Eisiges Ja-Wort und coole Hochzeitsnacht

Zwei Norweger haben ihre Hochzeitsnacht bei klirrender Kälte auf einem Bett aus Eis verbracht. Zuvor hatte das Paar sich am Wochenende bei acht Grad minus in einer Eiskapelle trauen lassen.

Wie die Osloer Zeitung «Aftenposten» am Montag berichtete, hatte der Hotelier Tor Kjetil Wislff eigenhändig und unter strenger Geheimhaltung eine Kapelle aus Eisblöcken gebaut, ehe er seiner Freundin Tove Karlsen den Bund fürs Leben vorschlug.

Bei der Trauung in Sorrisniva am nordnorwegischen Fluss Alta habe Pfarrer Jan Hansen die Predigt vor 120 vermummten Hochzeitsgästen doch deutlich kürzer gehalten als üblich, hiess es in dem Bericht.

Er forderte den Bräutigam und die in einem schneeweissen Pelz erschienene Braut auf, einander vor allem Wärme zu geben.

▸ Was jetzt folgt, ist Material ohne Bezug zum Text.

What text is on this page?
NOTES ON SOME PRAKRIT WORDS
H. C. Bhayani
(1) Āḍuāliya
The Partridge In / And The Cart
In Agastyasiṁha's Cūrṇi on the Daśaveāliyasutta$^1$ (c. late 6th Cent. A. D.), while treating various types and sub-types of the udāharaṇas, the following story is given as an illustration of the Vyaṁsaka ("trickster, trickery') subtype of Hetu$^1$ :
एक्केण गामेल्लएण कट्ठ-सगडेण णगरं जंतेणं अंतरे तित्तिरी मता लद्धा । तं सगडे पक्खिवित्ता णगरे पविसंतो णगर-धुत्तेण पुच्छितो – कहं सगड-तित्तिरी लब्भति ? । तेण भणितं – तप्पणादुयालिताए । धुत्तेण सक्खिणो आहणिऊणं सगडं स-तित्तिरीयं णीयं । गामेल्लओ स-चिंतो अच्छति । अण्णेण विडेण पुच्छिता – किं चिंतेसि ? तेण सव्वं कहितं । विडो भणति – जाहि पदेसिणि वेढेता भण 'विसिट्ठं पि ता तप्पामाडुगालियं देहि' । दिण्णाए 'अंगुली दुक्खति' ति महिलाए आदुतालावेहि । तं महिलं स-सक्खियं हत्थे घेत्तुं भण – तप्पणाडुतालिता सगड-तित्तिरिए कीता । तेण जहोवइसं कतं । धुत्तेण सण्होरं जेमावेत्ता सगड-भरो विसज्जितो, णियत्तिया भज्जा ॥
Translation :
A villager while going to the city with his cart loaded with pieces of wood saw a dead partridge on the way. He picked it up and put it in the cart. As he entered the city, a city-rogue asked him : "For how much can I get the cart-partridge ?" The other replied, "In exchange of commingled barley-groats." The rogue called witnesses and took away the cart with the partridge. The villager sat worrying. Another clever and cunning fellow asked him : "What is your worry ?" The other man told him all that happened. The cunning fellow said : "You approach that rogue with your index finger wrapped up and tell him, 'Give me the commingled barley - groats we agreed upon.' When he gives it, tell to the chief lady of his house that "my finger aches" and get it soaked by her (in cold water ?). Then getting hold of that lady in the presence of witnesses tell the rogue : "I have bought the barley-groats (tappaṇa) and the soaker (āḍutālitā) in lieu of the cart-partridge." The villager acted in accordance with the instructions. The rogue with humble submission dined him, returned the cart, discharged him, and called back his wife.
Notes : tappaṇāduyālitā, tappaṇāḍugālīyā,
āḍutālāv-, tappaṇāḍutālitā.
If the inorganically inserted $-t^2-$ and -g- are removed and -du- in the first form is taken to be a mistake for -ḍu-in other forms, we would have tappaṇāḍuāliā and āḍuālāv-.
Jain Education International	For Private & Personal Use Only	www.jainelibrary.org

Trauzeuge Morten Torp erklärte, er sei zum ersten Mal bei einer so ernsten kirchlichen Zeremonie nicht ins Schwitzen geraten.

Nach dem Fest in dem von Wislff betriebenen «Alta Igloo Hotel» aus Eis zogen sich die frisch Vermählten in die Brautsuite zur Hochzeitsnacht auf und unter Rentierfellen zurück.

Nach der Schneeschmelze im Frühjahr wird vom Ort des Geschehens nichts mehr übrig sein. Bis dahin sollen noch andere Paare in der vom zuständigen Landesbischof geweihten Kapelle getraut werden, vorausgesetzt sie finden eine Hochzeit im Eis «cool».